In June 2024, Sharma filed a lawsuit against Ravindra Kumar Choudhary, leading the Delhi High Court to restrain Choudhary from using the names “Baap Ki Adalat” and “Jhandiya TV,” which were deemed deceptively similar to Sharma's show “Aap Ki Adalat.” The court ordered that Choudhary must cease using Sharma’s images and name across various platforms.

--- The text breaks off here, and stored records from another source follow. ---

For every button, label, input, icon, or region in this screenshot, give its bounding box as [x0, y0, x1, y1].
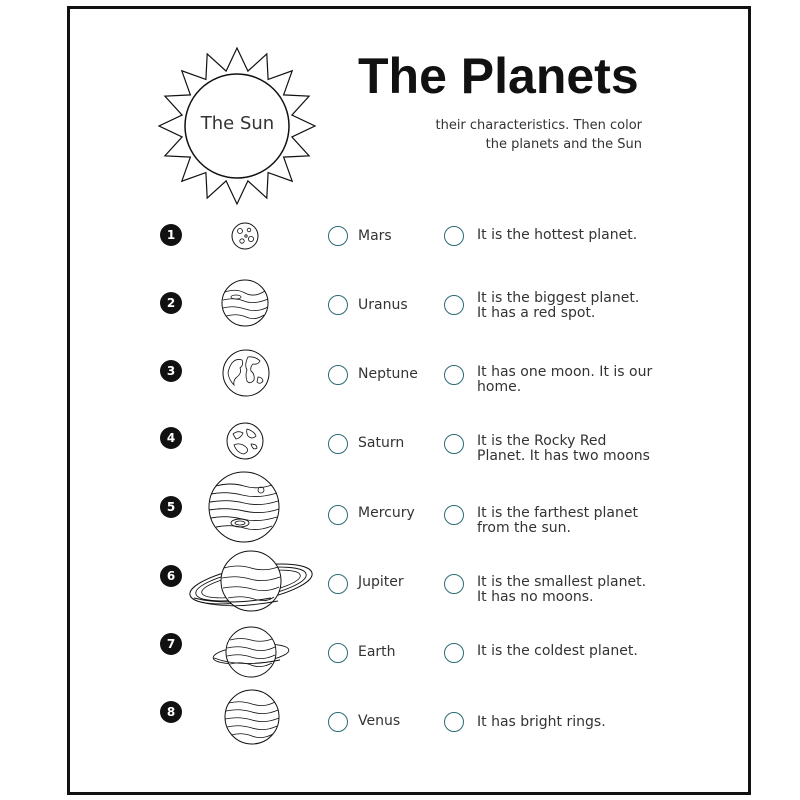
planet-row: [0, 205, 800, 265]
planet-row: [0, 548, 800, 608]
answer-circle-name[interactable]: [328, 643, 348, 663]
answer-circle-description[interactable]: [444, 365, 464, 385]
planet-row: [0, 620, 800, 680]
jupiter-icon: [206, 470, 282, 544]
planet-row: [0, 274, 800, 334]
row-number: 7: [160, 633, 182, 655]
answer-circle-name[interactable]: [328, 295, 348, 315]
planet-description: [477, 715, 677, 730]
sun-label: The Sun: [200, 113, 275, 134]
description-line: It has no moons.: [477, 589, 594, 605]
instructions-line-2: the planets and the Sun: [485, 137, 642, 152]
answer-circle-description[interactable]: [444, 226, 464, 246]
row-number: 6: [160, 565, 182, 587]
description-line: It has bright rings.: [477, 714, 606, 730]
planet-description: [477, 228, 677, 243]
description-line: It has a red spot.: [477, 305, 596, 321]
planet-row: [0, 412, 800, 472]
venus-icon: [218, 278, 272, 328]
page-title: The Planets: [358, 48, 639, 104]
row-number: 2: [160, 292, 182, 314]
planet-name: Earth: [358, 644, 396, 660]
instructions-text: [400, 116, 642, 154]
description-line: It is the biggest planet.: [477, 290, 640, 306]
planet-name: Mars: [358, 228, 392, 244]
description-line: It is the Rocky Red: [477, 433, 607, 449]
answer-circle-name[interactable]: [328, 574, 348, 594]
planet-name: Uranus: [358, 297, 408, 313]
answer-circle-description[interactable]: [444, 434, 464, 454]
answer-circle-description[interactable]: [444, 643, 464, 663]
planet-description: [477, 291, 677, 321]
row-number: 8: [160, 701, 182, 723]
row-number: 5: [160, 496, 182, 518]
description-line: It is the hottest planet.: [477, 227, 638, 243]
planet-name: Mercury: [358, 505, 415, 521]
planet-description: [477, 365, 677, 395]
description-line: It is the coldest planet.: [477, 643, 638, 659]
planet-name: Venus: [358, 713, 401, 729]
planet-name: Neptune: [358, 366, 418, 382]
planet-row: [0, 688, 800, 748]
planet-description: [477, 434, 677, 464]
saturn-icon: [186, 548, 316, 614]
planet-description: [477, 506, 677, 536]
planet-description: [477, 575, 677, 605]
description-line: home.: [477, 379, 522, 395]
row-number: 1: [160, 224, 182, 246]
neptune-icon: [222, 688, 282, 746]
description-line: Planet. It has two moons: [477, 448, 650, 464]
answer-circle-name[interactable]: [328, 505, 348, 525]
planet-row: [0, 470, 800, 536]
planet-name: Saturn: [358, 435, 405, 451]
answer-circle-description[interactable]: [444, 574, 464, 594]
answer-circle-name[interactable]: [328, 434, 348, 454]
description-line: from the sun.: [477, 520, 571, 536]
mercury-icon: [228, 219, 262, 253]
row-number: 3: [160, 360, 182, 382]
planet-description: [477, 644, 677, 659]
answer-circle-description[interactable]: [444, 712, 464, 732]
mars-icon: [224, 420, 266, 462]
row-number: 4: [160, 427, 182, 449]
description-line: It is the farthest planet: [477, 505, 638, 521]
answer-circle-name[interactable]: [328, 226, 348, 246]
planet-row: [0, 343, 800, 403]
answer-circle-name[interactable]: [328, 712, 348, 732]
instructions-line-1: their characteristics. Then color: [435, 118, 642, 133]
answer-circle-description[interactable]: [444, 295, 464, 315]
answer-circle-description[interactable]: [444, 505, 464, 525]
planet-name: Jupiter: [358, 574, 404, 590]
uranus-icon: [210, 622, 292, 680]
answer-circle-name[interactable]: [328, 365, 348, 385]
description-line: It has one moon. It is our: [477, 364, 653, 380]
earth-icon: [220, 347, 272, 399]
description-line: It is the smallest planet.: [477, 574, 647, 590]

Sharma has also filed a public interest litigation (PIL) in the Delhi High Court, urging the Ministry of Electronics and Information Technology (MeitY) to identify and block platforms that facilitate deepfake creation, following his own experience with a malicious deepfake video. The court acknowledged the urgency of the issue, indicating that political parties have raised similar concerns. Sharma’s PIL also calls for appointing a government nodal officer to manage deepfake complaints and advocates for clear disclosures of AI-generated content by platforms. He argued that current legislation does not adequately address the challenges posed by deepfakes.

An RTI request filed by the Indian Express revealed that Sharma was not on the government's list of nominees but received the Padma Bhushan award at the recommendation of Arun Jaitley. He was President of the Delhi Cricket Association. However, he resigned only twenty months into his job citing corruption and various "pulls and pressures".

On 9 July 2024, he was unanimously elected as president of the News Broadcasters & Digital Association (NBDA) which is known as the largest organisation of news broadcasters and digital media in India. He replaced the NBDA's previous president, Avinash Pandey.

==Awards==

- Padma Bhushan (2015) by the Government of India for his contributions through Journalism.

==Defamation suit==
In June 2024, Rajat Sharma faced allegations from Congress leaders Ragini Nayak, Jairam Ramesh, and Pawan Khera, who claimed that he used abusive language during a live broadcast on the day of the Lok Sabha election results. Following these accusations, Sharma filed a defamation suit in the Delhi High Court, seeking the removal of the tweets and videos in question. The Delhi High Court, after reviewing the case, ruled in favor of Sharma, stating that the continued presence of the alleged defamatory material could irreparably harm his reputation as a journalist. The court ordered the removal of the tweets and directed social media platforms to make the related videos private until the case was resolved. Sharma's legal team contended that the Congress leaders only began tweeting about the allegations six days after the broadcast, suggesting a coordinated effort to damage his reputation.